Master of Science in Nursing - Educational Leadership



Committee Chair/First Advisor

Janeen Amason


Introduction: In March 2020, the novel coronavirus originating out of Wuhan in China and spreading rapidly worldwide, became known as the COVID-19 pandemic. Patients with pre-existing conditions, such as the elderly and pregnant women, are among those most vulnerable to severe infection due to COVID-19. Increased pulmonary expansion in the respiratory tract make pregnant women more susceptible to viral respiratory infections and exacerbation of illnesses like COVID-19. Another major concern correlated with the pandemic and pregnancy is its effect on pregnant women’s mental health. Unique physiological and psychological changes place pregnant women at an increased risk for experiencing mental health issues such as anxiety and depression, particularly during a pandemic. Methods: For this study, an integrative review of the literature was conducted utilizing the CINAHL database and Kennesaw State library. Focus of the review was the effect of the COVID-19 pandemic on the mental health of pregnant women and resulting health behavior changes.

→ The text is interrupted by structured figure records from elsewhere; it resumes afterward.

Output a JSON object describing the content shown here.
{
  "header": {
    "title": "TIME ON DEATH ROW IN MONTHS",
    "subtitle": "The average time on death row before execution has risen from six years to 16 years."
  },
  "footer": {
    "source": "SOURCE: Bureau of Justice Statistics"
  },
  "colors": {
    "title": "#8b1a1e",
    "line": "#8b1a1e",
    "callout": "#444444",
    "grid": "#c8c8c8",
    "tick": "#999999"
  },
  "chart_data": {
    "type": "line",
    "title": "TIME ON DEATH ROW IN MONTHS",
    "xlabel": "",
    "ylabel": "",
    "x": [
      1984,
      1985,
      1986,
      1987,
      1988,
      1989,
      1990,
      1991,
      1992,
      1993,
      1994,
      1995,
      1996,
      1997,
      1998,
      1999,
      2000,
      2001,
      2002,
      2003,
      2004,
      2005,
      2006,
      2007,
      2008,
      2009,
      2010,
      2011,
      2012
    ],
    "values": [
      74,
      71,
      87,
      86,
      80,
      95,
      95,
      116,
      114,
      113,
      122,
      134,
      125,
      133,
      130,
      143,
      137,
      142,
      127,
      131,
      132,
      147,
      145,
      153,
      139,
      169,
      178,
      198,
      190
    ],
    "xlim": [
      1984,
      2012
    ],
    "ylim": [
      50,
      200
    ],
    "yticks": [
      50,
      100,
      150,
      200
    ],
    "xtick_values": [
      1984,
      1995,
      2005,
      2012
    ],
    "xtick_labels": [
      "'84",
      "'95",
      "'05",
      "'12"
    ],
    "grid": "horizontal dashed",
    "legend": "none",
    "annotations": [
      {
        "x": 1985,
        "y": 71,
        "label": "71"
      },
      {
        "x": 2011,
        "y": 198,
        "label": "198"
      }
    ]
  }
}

Databases were searched for articles published from April 2020 – April 2022 comparing the mental health status of women pregnant prior to the pandemic to women who were pregnant during the pandemic. Of the 7,767 articles identified using the search terms, “COVID-19”, “pregnancy”, and “pregnant women”, 56 were screened for inclusion criteria, and eight were analyzed. Results: Utilizing the Whittemore and Knafl review process, the themes of the unique vulnerability of pregnancy, changes in prenatal care, anxiety of uncertainty, fear of infection, social isolation, lack of support, mental health challenges in pregnancy associated with birth defects, and overflow of social media information emerged through data analyzation. Conclusions: Changes due to COVID-19 have had a profound impact on pregnant women requiring healthcare professionals to perform enhanced mental health screening for this vulnerable population. Additionally, health care provided should be relationship-based, create a buffer for mitigating stress, and promote resilience.